Por exemplo: colunista detona a Copa, critica os gastos do governo com ela, chama o pessoal da Fifa de mafioso (com boa dose de razão, é claro). Aí a torcida vai lá e xinga exatamente a entidade mafiosa e a representante do governo responsável pelos gastos: "opa, aí não!" (certamente, faltou um sommelier de protesto pra dar à massa a justa medida). Se está todo mundo escrevendo bobagem, também quero contribuir, ora essa. E começo listando as coisas que o episódio me ensinou:

  • A má educação da torcida na abertura da Copa foi inusitada e inédita. Todos nós sabemos que torcedor de futebol é aquele sujeito que, quando o juiz erra, deixa cair o pincenê, tira o chapéu de palhinha e exclama: "Com a breca! Certamente esse árbitro se equivocou!". Não xinga o juiz, os jogadores e as mães de todos eles das maiores barbaridades imagináveis, não é machista, nem (nos piores casos) racista ou homofóbico, não se mata nos estádios e fora deles. Ao contrário: milhares de pessoas no Brasil vão aos estádios, toda semana, com uma versão de bolso do manual de etiqueta do Marcelino de Carvalho.
Crédito: Danilo Verpa/Folhapress Joseph Blatter, da Fifa, e Dilma recebendo todo o carinho e a finesse da torcida brasileira
Joseph Blatter, da Fifa, e Dilma recebendo todo o carinho e a finesse da torcida brasileira


  • Só tinha "elite branca paulistana" no jogo de abertura da Copa (eu mesmo tuitei sobre a "ausência de negros" no público –estava difícil achar um pela Grobo). De todo modo, caberia perguntar o que aconteceu com os ingressos que o governo prometeu destinar aos índios e a quem recebe Bolsa Família, assim como aos operários que participaram da construção dos estádios. Se eles não estavam no Itaquerão, a pergunta é outra: como Dilma e seu governo torraram milhões em dinheiro público (desenhando: de todo o povo) num evento tão excludente que só permite o acesso dessa elite aos jogos?

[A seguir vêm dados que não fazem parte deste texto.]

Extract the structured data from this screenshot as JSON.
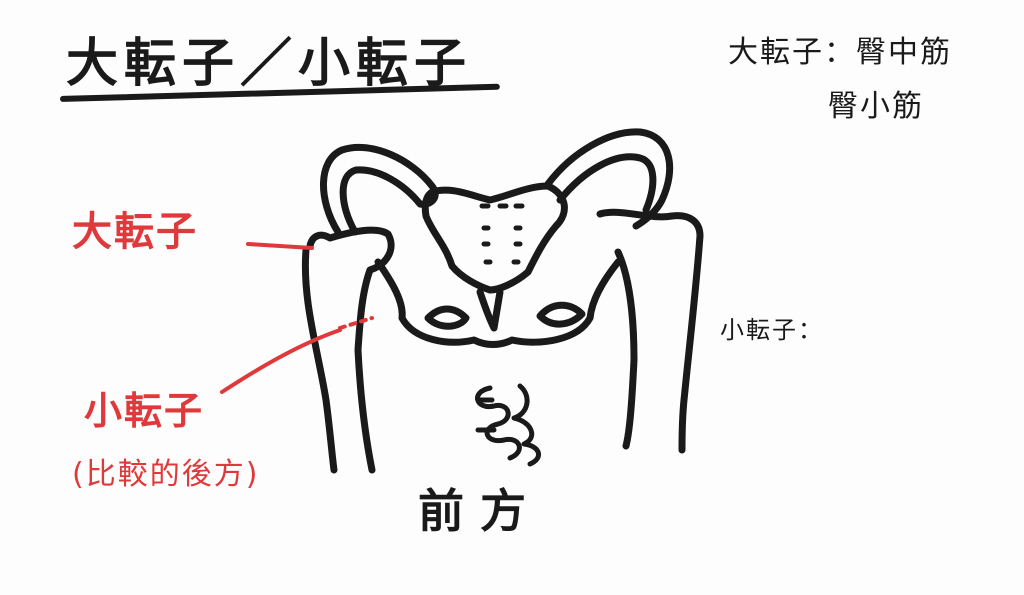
{
  "title": "大転子／小転子",
  "labels": {
    "greater_trochanter": "大転子",
    "lesser_trochanter": "小転子",
    "lesser_trochanter_note": "(比較的後方)",
    "front": "前方"
  },
  "notes": {
    "greater_trochanter_muscles_line1": "大転子：臀中筋",
    "greater_trochanter_muscles_line2": "臀小筋",
    "lesser_trochanter_muscles": "小転子："
  },
  "colors": {
    "ink": "#1a1a1a",
    "annotation": "#e0393b"
  }
}
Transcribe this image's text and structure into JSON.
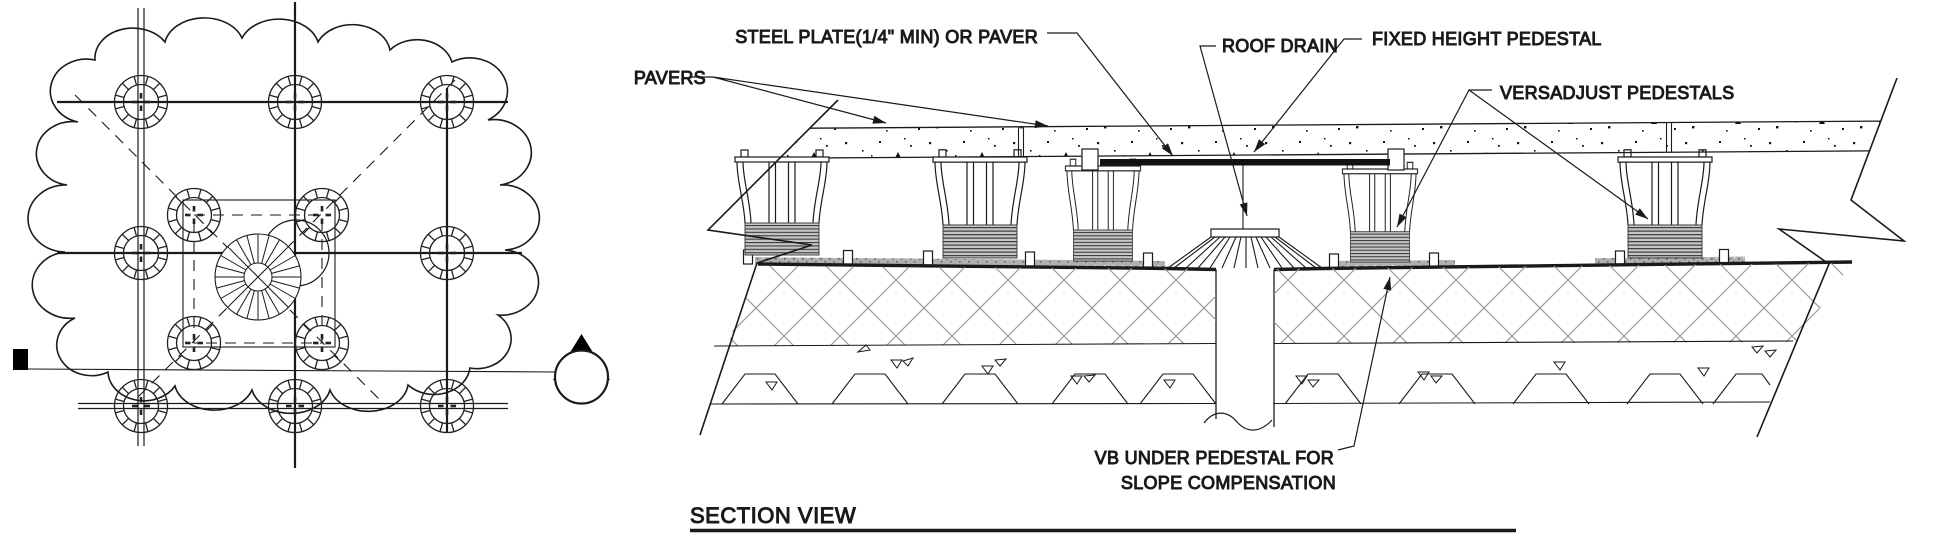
{
  "section": {
    "labels": {
      "steel_plate": "STEEL PLATE(1/4\" MIN) OR PAVER",
      "pavers": "PAVERS",
      "roof_drain": "ROOF DRAIN",
      "fixed_height_pedestal": "FIXED HEIGHT PEDESTAL",
      "versadjust_pedestals": "VERSADJUST PEDESTALS",
      "vb_line1": "VB UNDER PEDESTAL FOR",
      "vb_line2": "SLOPE COMPENSATION"
    },
    "title": "SECTION VIEW"
  },
  "colors": {
    "line": "#1a1a1a",
    "hatch_gray": "#9a9a9a",
    "coil_gray": "#c6c6c6",
    "speckle_gray": "#b0b0b0"
  }
}
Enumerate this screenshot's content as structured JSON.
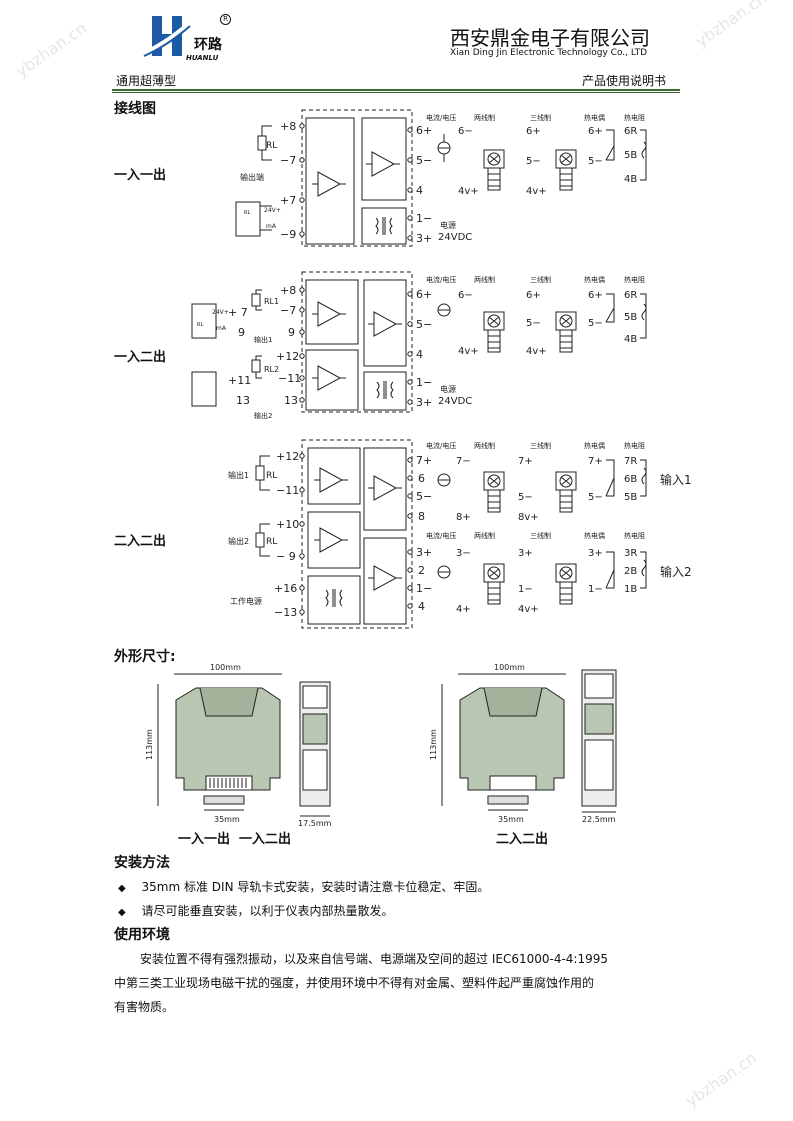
{
  "header": {
    "logo_text": "环路",
    "logo_sub": "HUANLU",
    "registered": "R",
    "company_cn": "西安鼎金电子有限公司",
    "company_en": "Xian Ding Jin Electronic Technology Co., LTD",
    "left_label": "通用超薄型",
    "right_label": "产品使用说明书"
  },
  "wiring": {
    "title": "接线图",
    "row1": {
      "label": "一入一出",
      "out_top": "+8",
      "out_bot": "−7",
      "rl": "RL",
      "out_label": "输出端",
      "in_top": "+7",
      "in_bot": "−9",
      "v24": "24V+",
      "ma": "mA",
      "t6": "6+",
      "t5": "5−",
      "t4": "4",
      "t1": "1−",
      "t3": "3+",
      "power": "电源",
      "power_v": "24VDC",
      "h_cv": "电流/电压",
      "h_2w": "两线制",
      "h_3w": "三线制",
      "h_tc": "热电偶",
      "h_rtd": "热电阻",
      "c_6m": "6−",
      "c_4v": "4v+",
      "c3_6p": "6+",
      "c3_5m": "5−",
      "c3_4v": "4v+",
      "tc_6p": "6+",
      "tc_5m": "5−",
      "r_6r": "6R",
      "r_5b": "5B",
      "r_4b": "4B"
    },
    "row2": {
      "label": "一入二出",
      "o1_top": "+8",
      "o1_bot": "−7",
      "o1_9": "9",
      "rl1": "RL1",
      "out1": "输出1",
      "o2_top": "+12",
      "o2_bot": "−11",
      "o2_13": "13",
      "rl2": "RL2",
      "out2": "输出2",
      "l_7": "+ 7",
      "l_9": "9",
      "l_11": "+11",
      "l_13": "13",
      "v24": "24V+",
      "ma": "mA",
      "rl": "RL",
      "t6": "6+",
      "t5": "5−",
      "t4": "4",
      "t1": "1−",
      "t3": "3+",
      "power": "电源",
      "power_v": "24VDC",
      "h_cv": "电流/电压",
      "h_2w": "两线制",
      "h_3w": "三线制",
      "h_tc": "热电偶",
      "h_rtd": "热电阻",
      "c_6m": "6−",
      "c_4v": "4v+",
      "c3_6p": "6+",
      "c3_5m": "5−",
      "c3_4v": "4v+",
      "tc_6p": "6+",
      "tc_5m": "5−",
      "r_6r": "6R",
      "r_5b": "5B",
      "r_4b": "4B"
    },
    "row3": {
      "label": "二入二出",
      "o1_top": "+12",
      "o1_bot": "−11",
      "out1": "输出1",
      "rl": "RL",
      "o2_top": "+10",
      "o2_bot": "− 9",
      "out2": "输出2",
      "p_top": "+16",
      "p_bot": "−13",
      "power": "工作电源",
      "t7": "7+",
      "t6": "6",
      "t5": "5−",
      "t8": "8",
      "t3": "3+",
      "t2": "2",
      "t1": "1−",
      "t4": "4",
      "h_cv": "电流/电压",
      "h_2w": "两线制",
      "h_3w": "三线制",
      "h_tc": "热电偶",
      "h_rtd": "热电阻",
      "a_7m": "7−",
      "a_8v": "8+",
      "a3_7p": "7+",
      "a3_5m": "5−",
      "a3_8v": "8v+",
      "atc_7p": "7+",
      "atc_5m": "5−",
      "ar_7r": "7R",
      "ar_6b": "6B",
      "ar_5b": "5B",
      "in1": "输入1",
      "b_3m": "3−",
      "b_4v": "4+",
      "b3_3p": "3+",
      "b3_1m": "1−",
      "b3_4v": "4v+",
      "btc_3p": "3+",
      "btc_1m": "1−",
      "br_3r": "3R",
      "br_2b": "2B",
      "br_1b": "1B",
      "in2": "输入2"
    }
  },
  "dims": {
    "title": "外形尺寸:",
    "w100": "100mm",
    "h113": "113mm",
    "w35": "35mm",
    "w175": "17.5mm",
    "w225": "22.5mm",
    "cap1": "一入一出  一入二出",
    "cap2": "二入二出"
  },
  "install": {
    "title": "安装方法",
    "items": [
      "35mm 标准 DIN 导轨卡式安装，安装时请注意卡位稳定、牢固。",
      "请尽可能垂直安装，以利于仪表内部热量散发。"
    ]
  },
  "env": {
    "title": "使用环境",
    "para1": "安装位置不得有强烈振动，以及来自信号端、电源端及空间的超过 IEC61000-4-4:1995",
    "para2": "中第三类工业现场电磁干扰的强度，并使用环境中不得有对金属、塑料件起严重腐蚀作用的",
    "para3": "有害物质。"
  },
  "colors": {
    "rule": "#3b6a32",
    "module": "#b9c6b1",
    "logo": "#1c5aa6"
  }
}
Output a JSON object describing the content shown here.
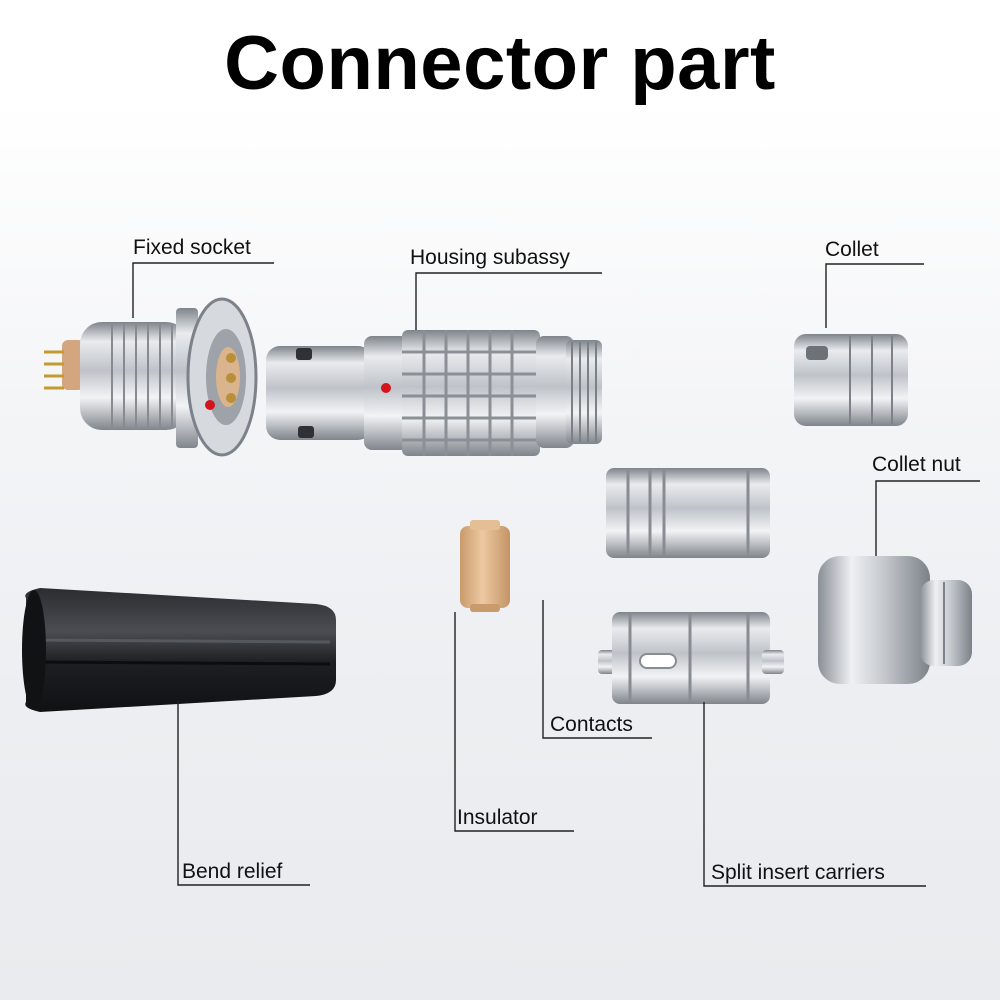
{
  "title": "Connector part",
  "labels": {
    "fixed_socket": "Fixed socket",
    "housing_subassy": "Housing subassy",
    "collet": "Collet",
    "collet_nut": "Collet nut",
    "contacts": "Contacts",
    "insulator": "Insulator",
    "bend_relief": "Bend relief",
    "split_insert_carriers": "Split insert carriers"
  },
  "colors": {
    "metal": "#c9ccd1",
    "metal_dark": "#8d9299",
    "insulator": "#e2b98f",
    "gold": "#d7a43a",
    "rubber": "#1c1d20",
    "red_dot": "#d2141b"
  }
}
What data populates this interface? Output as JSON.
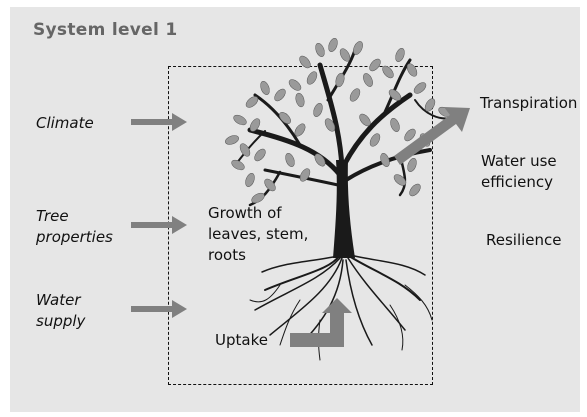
{
  "title": "System level 1",
  "inputs": {
    "climate": "Climate",
    "tree_properties_line1": "Tree",
    "tree_properties_line2": "properties",
    "water_supply_line1": "Water",
    "water_supply_line2": "supply"
  },
  "processes": {
    "growth_line1": "Growth of",
    "growth_line2": "leaves, stem,",
    "growth_line3": "roots",
    "uptake": "Uptake"
  },
  "outputs": {
    "transpiration": "Transpiration",
    "wue_line1": "Water use",
    "wue_line2": "efficiency",
    "resilience": "Resilience"
  },
  "colors": {
    "background": "#e6e6e6",
    "arrow": "#808080",
    "tree": "#1a1a1a",
    "leaf": "#9a9a9a"
  }
}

  • "Elite branca paulistana" é um conceito bem elástico: nele cabe todo mundo que não gosta/não vota no partido do governo. Pode ser pobre, pode ser negro, pode ter nascido a milhares de quilômetros de SP. Pode até ser índio, operário ou receber Bolsa Família: não importa. Não deixa de ser uma "mobilidade social" como nunca antes neste país (e o salário, ó).

  • Povo é bom, povo é santo, povo não faz uma grosseria dessas com a presidente –se faz, é da elite. Não posso imaginar uma visão das classes mais pobres que seja mais ridiculamente distorcida, desumanizando-as na exata medida em que as santifica. Isso é coisa de quem nunca foi pobre ou nunca sequer esbarrou em um. Ou seja, típico de elite branca culpada.

  • Presidente não é uma pessoa que o país elege para um cargo, a ser ocupado por quatro ou oito anos: é O PAÍS. Quem odeia o ocupante do cargo odeia o país, mesmo que tenha cantado o hino "a cappella" e passado o restante do jogo incentivando a seleção (em especial o Marcelo, depois do gol contra). Dá nó na cabecinha dos colunistas se a torcida for boa e má ao mesmo tempo, não pode.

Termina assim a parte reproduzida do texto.